I asked Camilla how her relationship and experiences compared to the research. She said she and her husband used toys here and there, but beyond that they never experimented much. She was also concerned that he would view her fantasy as a part of her psyche that was completely at odds with their shared feminist ideology.

“That’s probably part of the appeal,” I told her. “We often eroticize things that are in stark contrast to our normal everyday personalities. Let’s go back to the feeling that fantasy evokes,” I told her. “You said that you and your husband have a solid foundation and can usually communicate quite effectively. I’m wondering if there is a way to explore the feeling without giving away every detail of the fantasy. What feelings does the fantasy make you feel?”

“It’s a few things,” she told me. “I get turned on when a man feels overwhelmed by desire. I’m also turned on by the idea of ​​being tied to the experience and having no choice in giving into the experience. My mind is so overwhelmed with tasks that I sometimes have a hard time concentrating during sex. It’s arousing to feel completely free of responsibility.”

“That makes a lot of sense to me,” I said. “Here are my tips on what and how to share.”

  1. Don’t bring anything up immediately before, during or after sex. It’s never a good idea to surprise someone when it comes to trying new things in bed.
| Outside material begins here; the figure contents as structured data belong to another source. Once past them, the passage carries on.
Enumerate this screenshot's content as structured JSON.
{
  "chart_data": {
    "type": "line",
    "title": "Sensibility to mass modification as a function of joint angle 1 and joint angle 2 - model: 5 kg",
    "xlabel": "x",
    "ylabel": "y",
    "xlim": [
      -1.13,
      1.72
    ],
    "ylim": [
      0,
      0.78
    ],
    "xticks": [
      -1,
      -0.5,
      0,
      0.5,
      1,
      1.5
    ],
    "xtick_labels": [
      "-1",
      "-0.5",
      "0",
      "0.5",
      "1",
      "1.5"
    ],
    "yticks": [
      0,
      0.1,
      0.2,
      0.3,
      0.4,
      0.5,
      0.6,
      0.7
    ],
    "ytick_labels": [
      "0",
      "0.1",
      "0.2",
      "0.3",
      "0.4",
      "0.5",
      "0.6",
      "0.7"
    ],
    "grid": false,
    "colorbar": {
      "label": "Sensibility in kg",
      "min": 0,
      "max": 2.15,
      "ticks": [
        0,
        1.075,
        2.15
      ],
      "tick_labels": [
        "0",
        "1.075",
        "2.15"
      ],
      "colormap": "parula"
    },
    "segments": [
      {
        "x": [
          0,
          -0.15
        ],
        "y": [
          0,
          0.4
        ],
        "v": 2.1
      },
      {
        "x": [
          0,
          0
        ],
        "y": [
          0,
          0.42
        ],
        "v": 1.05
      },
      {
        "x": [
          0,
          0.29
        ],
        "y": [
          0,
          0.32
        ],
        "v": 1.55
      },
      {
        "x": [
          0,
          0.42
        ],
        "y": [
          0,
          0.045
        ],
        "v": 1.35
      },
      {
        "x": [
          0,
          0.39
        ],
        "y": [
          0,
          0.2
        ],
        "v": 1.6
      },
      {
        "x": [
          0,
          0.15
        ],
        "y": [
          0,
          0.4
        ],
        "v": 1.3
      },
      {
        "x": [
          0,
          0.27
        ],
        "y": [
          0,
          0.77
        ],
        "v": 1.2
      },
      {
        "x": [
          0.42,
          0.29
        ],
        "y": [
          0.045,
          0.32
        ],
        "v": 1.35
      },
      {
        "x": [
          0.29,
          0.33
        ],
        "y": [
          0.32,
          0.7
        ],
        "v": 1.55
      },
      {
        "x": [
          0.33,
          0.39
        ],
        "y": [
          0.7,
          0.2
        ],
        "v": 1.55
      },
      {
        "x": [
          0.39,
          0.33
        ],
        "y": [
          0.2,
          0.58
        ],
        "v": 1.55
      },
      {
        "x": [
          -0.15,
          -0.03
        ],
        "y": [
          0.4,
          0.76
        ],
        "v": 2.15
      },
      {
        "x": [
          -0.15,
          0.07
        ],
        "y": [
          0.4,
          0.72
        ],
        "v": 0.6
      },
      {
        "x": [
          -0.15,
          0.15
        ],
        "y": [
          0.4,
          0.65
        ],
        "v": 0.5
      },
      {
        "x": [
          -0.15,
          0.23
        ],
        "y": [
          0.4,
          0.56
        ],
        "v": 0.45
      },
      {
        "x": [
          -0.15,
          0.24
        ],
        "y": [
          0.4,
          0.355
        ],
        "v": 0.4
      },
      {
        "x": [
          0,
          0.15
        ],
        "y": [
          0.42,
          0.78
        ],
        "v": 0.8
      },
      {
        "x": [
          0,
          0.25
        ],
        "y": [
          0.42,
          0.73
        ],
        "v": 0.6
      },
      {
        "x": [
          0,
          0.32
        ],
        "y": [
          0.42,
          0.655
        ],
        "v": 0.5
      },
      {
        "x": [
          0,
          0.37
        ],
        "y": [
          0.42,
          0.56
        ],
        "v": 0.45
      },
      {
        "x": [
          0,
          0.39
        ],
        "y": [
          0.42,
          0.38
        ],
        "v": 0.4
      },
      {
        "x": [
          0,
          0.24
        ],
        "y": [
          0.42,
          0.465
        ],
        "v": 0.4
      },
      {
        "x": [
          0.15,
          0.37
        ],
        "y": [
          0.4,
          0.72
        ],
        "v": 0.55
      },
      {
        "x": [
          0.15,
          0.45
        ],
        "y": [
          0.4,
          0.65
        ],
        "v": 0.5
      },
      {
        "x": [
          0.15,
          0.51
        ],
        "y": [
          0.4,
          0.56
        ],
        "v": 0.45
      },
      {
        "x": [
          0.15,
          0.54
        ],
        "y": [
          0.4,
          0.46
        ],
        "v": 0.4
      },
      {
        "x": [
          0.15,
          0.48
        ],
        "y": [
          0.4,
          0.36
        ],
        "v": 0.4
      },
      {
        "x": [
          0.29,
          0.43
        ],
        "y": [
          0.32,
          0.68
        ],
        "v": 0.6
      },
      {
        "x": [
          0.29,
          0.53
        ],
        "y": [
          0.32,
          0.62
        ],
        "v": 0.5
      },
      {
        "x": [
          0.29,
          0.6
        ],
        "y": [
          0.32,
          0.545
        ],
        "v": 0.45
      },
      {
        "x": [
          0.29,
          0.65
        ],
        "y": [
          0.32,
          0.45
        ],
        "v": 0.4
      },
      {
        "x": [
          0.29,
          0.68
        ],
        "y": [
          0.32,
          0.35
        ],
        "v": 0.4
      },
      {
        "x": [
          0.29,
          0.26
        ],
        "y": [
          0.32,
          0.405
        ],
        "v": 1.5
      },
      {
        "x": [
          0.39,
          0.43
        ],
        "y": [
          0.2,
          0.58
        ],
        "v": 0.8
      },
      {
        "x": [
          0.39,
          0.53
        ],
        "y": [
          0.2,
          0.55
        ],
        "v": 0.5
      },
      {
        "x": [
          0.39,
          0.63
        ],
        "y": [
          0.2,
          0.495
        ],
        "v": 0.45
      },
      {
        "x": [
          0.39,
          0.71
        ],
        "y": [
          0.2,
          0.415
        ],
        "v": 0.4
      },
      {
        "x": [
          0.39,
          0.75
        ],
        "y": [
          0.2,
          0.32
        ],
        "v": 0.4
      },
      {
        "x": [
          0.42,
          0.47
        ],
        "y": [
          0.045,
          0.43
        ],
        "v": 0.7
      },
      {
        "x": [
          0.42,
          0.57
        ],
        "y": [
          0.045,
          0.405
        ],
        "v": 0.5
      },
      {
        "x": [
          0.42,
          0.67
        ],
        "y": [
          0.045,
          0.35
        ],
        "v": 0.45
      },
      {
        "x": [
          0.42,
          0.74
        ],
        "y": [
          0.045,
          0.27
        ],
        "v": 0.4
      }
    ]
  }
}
Give them time to process.
  2. Begin with the following words: “There is something I want to share with you. I feel a little uncomfortable, but I trust you won’t judge me.” People always wonder how to avoid the feeling of awkwardness, but most of the time there is no way around it – only through it. Additionally, telling your partner that they won’t judge you will make them want to live up to the standard you set.
  3. Try a scaffolding approach. Instead of revealing every detail of your fantasy, start by expressing your longing for devotion. Assess how they respond before revealing more.
  4. When communicating a sexual desire, it’s important to include why. Don’t say that you want them to captivate you without also explaining why it appeals to you. In this case, it’s meant to help you get out of your head.
  5. Although I always encourage open dialogue when possible, sometimes the idea of ​​sharing a fantasy is just too intimidating. There are wonderful apps that allow you to fill out separate sexual preference questionnaires. The app then only exchanges the items you are targeting.

Our conversations helped Camilla realize that fantasy is natural. She also learned to view her imagination as information – an indication of what her erotic energy needed to thrive. When she finally shared a watered-down version with her husband, she was surprised by his reaction. He didn’t judge her at all. He smiled and said, “I think I could help with that.” She felt braver and he felt familiar. They both described feeling closer than they had in years.

Fantasies are part of being human. They are a creative expression of our inner world, and when shared thoughtfully, they can become a bridge to deeper intimacy. As I often tell my clients, it’s not about revealing your “weird” side; It’s about revealing your whole self. And that – not the fantasy itself – is what makes good sex something truly extraordinary.